Biodefense touches many aspects of society, falling within the purview of national security, homeland security, public health security, and economic security. As such, it requires an enterprise approach – eliminating stovepipes; transcending agency-centric activity; drawing upon stakeholders throughout government, academia, and the private sector; and recognizing the extraordinary breadth of the challenge – to provide flexible solutions that address the full spectrum of the threat.

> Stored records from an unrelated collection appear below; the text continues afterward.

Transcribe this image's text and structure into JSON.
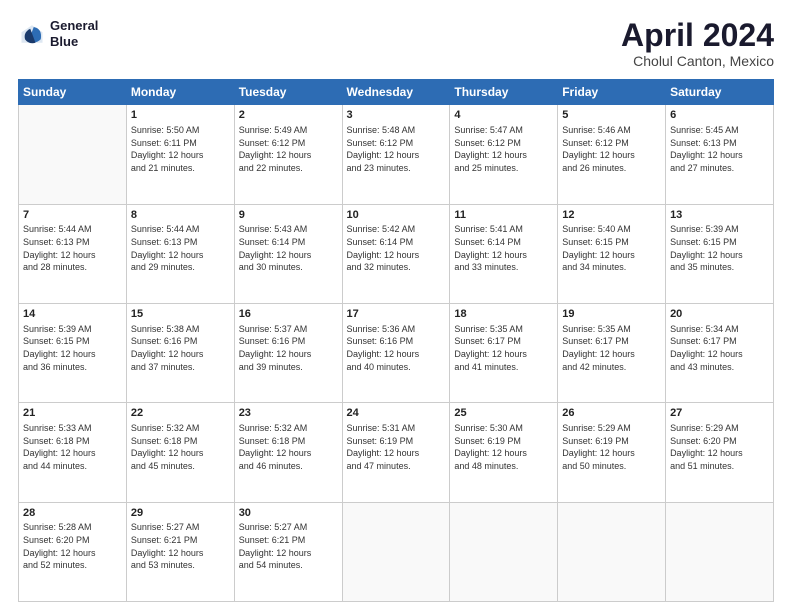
{
  "header": {
    "logo_line1": "General",
    "logo_line2": "Blue",
    "main_title": "April 2024",
    "subtitle": "Cholul Canton, Mexico"
  },
  "weekdays": [
    "Sunday",
    "Monday",
    "Tuesday",
    "Wednesday",
    "Thursday",
    "Friday",
    "Saturday"
  ],
  "weeks": [
    [
      {
        "day": "",
        "info": ""
      },
      {
        "day": "1",
        "info": "Sunrise: 5:50 AM\nSunset: 6:11 PM\nDaylight: 12 hours\nand 21 minutes."
      },
      {
        "day": "2",
        "info": "Sunrise: 5:49 AM\nSunset: 6:12 PM\nDaylight: 12 hours\nand 22 minutes."
      },
      {
        "day": "3",
        "info": "Sunrise: 5:48 AM\nSunset: 6:12 PM\nDaylight: 12 hours\nand 23 minutes."
      },
      {
        "day": "4",
        "info": "Sunrise: 5:47 AM\nSunset: 6:12 PM\nDaylight: 12 hours\nand 25 minutes."
      },
      {
        "day": "5",
        "info": "Sunrise: 5:46 AM\nSunset: 6:12 PM\nDaylight: 12 hours\nand 26 minutes."
      },
      {
        "day": "6",
        "info": "Sunrise: 5:45 AM\nSunset: 6:13 PM\nDaylight: 12 hours\nand 27 minutes."
      }
    ],
    [
      {
        "day": "7",
        "info": "Sunrise: 5:44 AM\nSunset: 6:13 PM\nDaylight: 12 hours\nand 28 minutes."
      },
      {
        "day": "8",
        "info": "Sunrise: 5:44 AM\nSunset: 6:13 PM\nDaylight: 12 hours\nand 29 minutes."
      },
      {
        "day": "9",
        "info": "Sunrise: 5:43 AM\nSunset: 6:14 PM\nDaylight: 12 hours\nand 30 minutes."
      },
      {
        "day": "10",
        "info": "Sunrise: 5:42 AM\nSunset: 6:14 PM\nDaylight: 12 hours\nand 32 minutes."
      },
      {
        "day": "11",
        "info": "Sunrise: 5:41 AM\nSunset: 6:14 PM\nDaylight: 12 hours\nand 33 minutes."
      },
      {
        "day": "12",
        "info": "Sunrise: 5:40 AM\nSunset: 6:15 PM\nDaylight: 12 hours\nand 34 minutes."
      },
      {
        "day": "13",
        "info": "Sunrise: 5:39 AM\nSunset: 6:15 PM\nDaylight: 12 hours\nand 35 minutes."
      }
    ],
    [
      {
        "day": "14",
        "info": "Sunrise: 5:39 AM\nSunset: 6:15 PM\nDaylight: 12 hours\nand 36 minutes."
      },
      {
        "day": "15",
        "info": "Sunrise: 5:38 AM\nSunset: 6:16 PM\nDaylight: 12 hours\nand 37 minutes."
      },
      {
        "day": "16",
        "info": "Sunrise: 5:37 AM\nSunset: 6:16 PM\nDaylight: 12 hours\nand 39 minutes."
      },
      {
        "day": "17",
        "info": "Sunrise: 5:36 AM\nSunset: 6:16 PM\nDaylight: 12 hours\nand 40 minutes."
      },
      {
        "day": "18",
        "info": "Sunrise: 5:35 AM\nSunset: 6:17 PM\nDaylight: 12 hours\nand 41 minutes."
      },
      {
        "day": "19",
        "info": "Sunrise: 5:35 AM\nSunset: 6:17 PM\nDaylight: 12 hours\nand 42 minutes."
      },
      {
        "day": "20",
        "info": "Sunrise: 5:34 AM\nSunset: 6:17 PM\nDaylight: 12 hours\nand 43 minutes."
      }
    ],
    [
      {
        "day": "21",
        "info": "Sunrise: 5:33 AM\nSunset: 6:18 PM\nDaylight: 12 hours\nand 44 minutes."
      },
      {
        "day": "22",
        "info": "Sunrise: 5:32 AM\nSunset: 6:18 PM\nDaylight: 12 hours\nand 45 minutes."
      },
      {
        "day": "23",
        "info": "Sunrise: 5:32 AM\nSunset: 6:18 PM\nDaylight: 12 hours\nand 46 minutes."
      },
      {
        "day": "24",
        "info": "Sunrise: 5:31 AM\nSunset: 6:19 PM\nDaylight: 12 hours\nand 47 minutes."
      },
      {
        "day": "25",
        "info": "Sunrise: 5:30 AM\nSunset: 6:19 PM\nDaylight: 12 hours\nand 48 minutes."
      },
      {
        "day": "26",
        "info": "Sunrise: 5:29 AM\nSunset: 6:19 PM\nDaylight: 12 hours\nand 50 minutes."
      },
      {
        "day": "27",
        "info": "Sunrise: 5:29 AM\nSunset: 6:20 PM\nDaylight: 12 hours\nand 51 minutes."
      }
    ],
    [
      {
        "day": "28",
        "info": "Sunrise: 5:28 AM\nSunset: 6:20 PM\nDaylight: 12 hours\nand 52 minutes."
      },
      {
        "day": "29",
        "info": "Sunrise: 5:27 AM\nSunset: 6:21 PM\nDaylight: 12 hours\nand 53 minutes."
      },
      {
        "day": "30",
        "info": "Sunrise: 5:27 AM\nSunset: 6:21 PM\nDaylight: 12 hours\nand 54 minutes."
      },
      {
        "day": "",
        "info": ""
      },
      {
        "day": "",
        "info": ""
      },
      {
        "day": "",
        "info": ""
      },
      {
        "day": "",
        "info": ""
      }
    ]
  ]
}
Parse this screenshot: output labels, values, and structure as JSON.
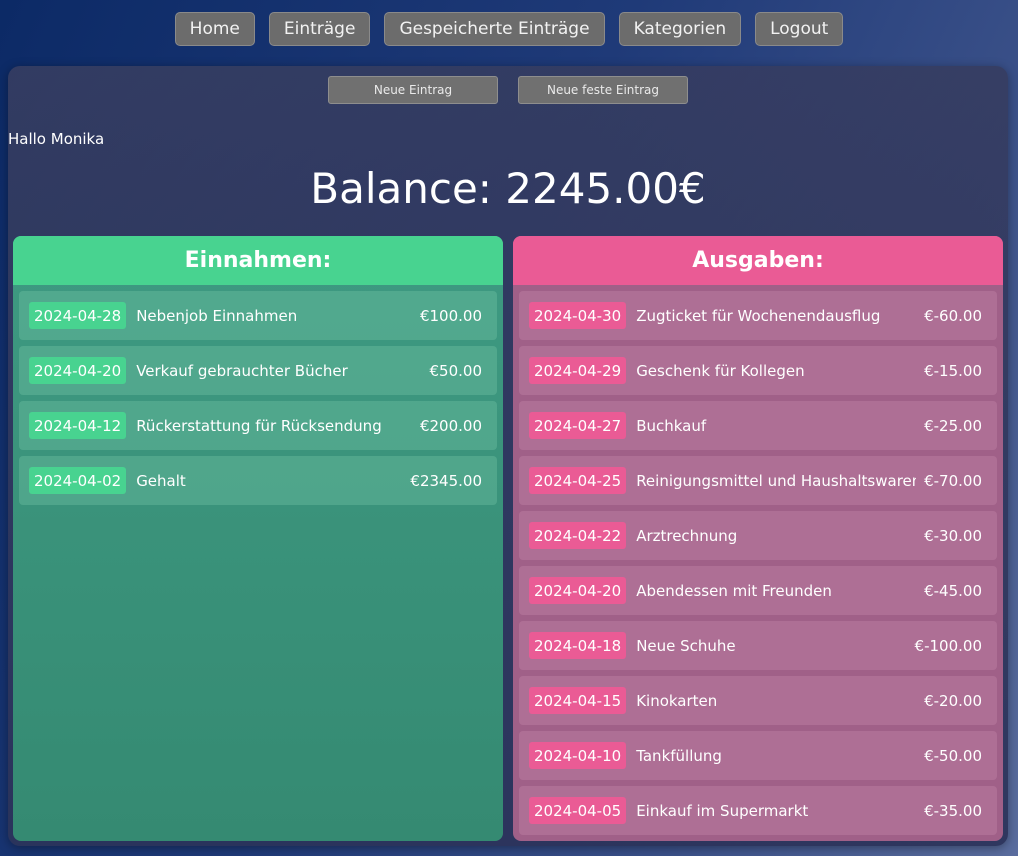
{
  "nav": {
    "items": [
      {
        "label": "Home"
      },
      {
        "label": "Einträge"
      },
      {
        "label": "Gespeicherte Einträge"
      },
      {
        "label": "Kategorien"
      },
      {
        "label": "Logout"
      }
    ]
  },
  "actions": {
    "new_entry": "Neue Eintrag",
    "new_fixed_entry": "Neue feste Eintrag"
  },
  "greeting": "Hallo Monika",
  "balance": "Balance: 2245.00€",
  "income": {
    "title": "Einnahmen:",
    "color": "#48d390",
    "entries": [
      {
        "date": "2024-04-28",
        "description": "Nebenjob Einnahmen",
        "amount": "€100.00"
      },
      {
        "date": "2024-04-20",
        "description": "Verkauf gebrauchter Bücher",
        "amount": "€50.00"
      },
      {
        "date": "2024-04-12",
        "description": "Rückerstattung für Rücksendung",
        "amount": "€200.00"
      },
      {
        "date": "2024-04-02",
        "description": "Gehalt",
        "amount": "€2345.00"
      }
    ]
  },
  "expenses": {
    "title": "Ausgaben:",
    "color": "#ea5b95",
    "entries": [
      {
        "date": "2024-04-30",
        "description": "Zugticket für Wochenendausflug",
        "amount": "€-60.00"
      },
      {
        "date": "2024-04-29",
        "description": "Geschenk für Kollegen",
        "amount": "€-15.00"
      },
      {
        "date": "2024-04-27",
        "description": "Buchkauf",
        "amount": "€-25.00"
      },
      {
        "date": "2024-04-25",
        "description": "Reinigungsmittel und Haushaltswaren",
        "amount": "€-70.00"
      },
      {
        "date": "2024-04-22",
        "description": "Arztrechnung",
        "amount": "€-30.00"
      },
      {
        "date": "2024-04-20",
        "description": "Abendessen mit Freunden",
        "amount": "€-45.00"
      },
      {
        "date": "2024-04-18",
        "description": "Neue Schuhe",
        "amount": "€-100.00"
      },
      {
        "date": "2024-04-15",
        "description": "Kinokarten",
        "amount": "€-20.00"
      },
      {
        "date": "2024-04-10",
        "description": "Tankfüllung",
        "amount": "€-50.00"
      },
      {
        "date": "2024-04-05",
        "description": "Einkauf im Supermarkt",
        "amount": "€-35.00"
      }
    ]
  }
}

On the immediate horizon, we cannot delay the development and implementation of strategic plans for coping with civilian bioterrorism. As a result, education and training of the healthcare providers, especially emergency physicians, are the mainstay of the battle against bioterrorism. Emergency departments must be constructed in a way suitable for a possible chaos and overcrowding that may occur when a real event happens. Awareness and preparedness to biological warfare agents must be accepted as a part of national biodefense policy.
Develop, implement, and update a comprehensive national biodefense strategy.
A single, comprehensive, and harmonized National Strategy for Countering Biological Threats is needed that provide a foundation for federal biodefense activities and that needs to be implemented in a coherent, prioritized, and unitary fashion. “The National Security Council should collate all extant biodefense policies, laws, and treaties that promulgate defense responsibilities against intentionally introduced, accidentally introduced, and naturally occurring biological threats. There is need to develop plans to address weaponized pathogens based on recently declassified information from the U.S. biological weapons program.” “Develop a gap analysis based on this comprehensive strategy. Congress should direct the Government Accountability Office (GAO) to analyze gaps in resources mapped against the requirements of the National Biodefense Strategy and estimate resource requirements for small-, medium-, and large-scale events.”
Unifying the biodefense budget
The proposed 2021 budget also anticipates expenditures in bio-research but does not explicitly support or articulate specific bio-weapons defense research and development objectives. Its investments in bio-technologies focus on (1) “$1.3 billion for the Agricultural Research Service, which conducts in-house basic and applied research, develop vaccines, and provide enhanced diagnostic capabilities to protect against emerging foreign animal and zoonotic diseases that threaten the Nation’s food supply, agricultural economy, and public health.”[xii] (2) “$14 billion investment in DOD science and technology programs that support key investments in industries of the future, such as artificial intelligence, quantum information science, and biotechnology.” (3) “HHS bio-defense and emergency preparedness procurement through the BioShield program and the Strategic National Stockpile, and includes $175 million to support Centers for Disease Control’s global health security activities, an increase of $50 million compared to the 2020 enacted level.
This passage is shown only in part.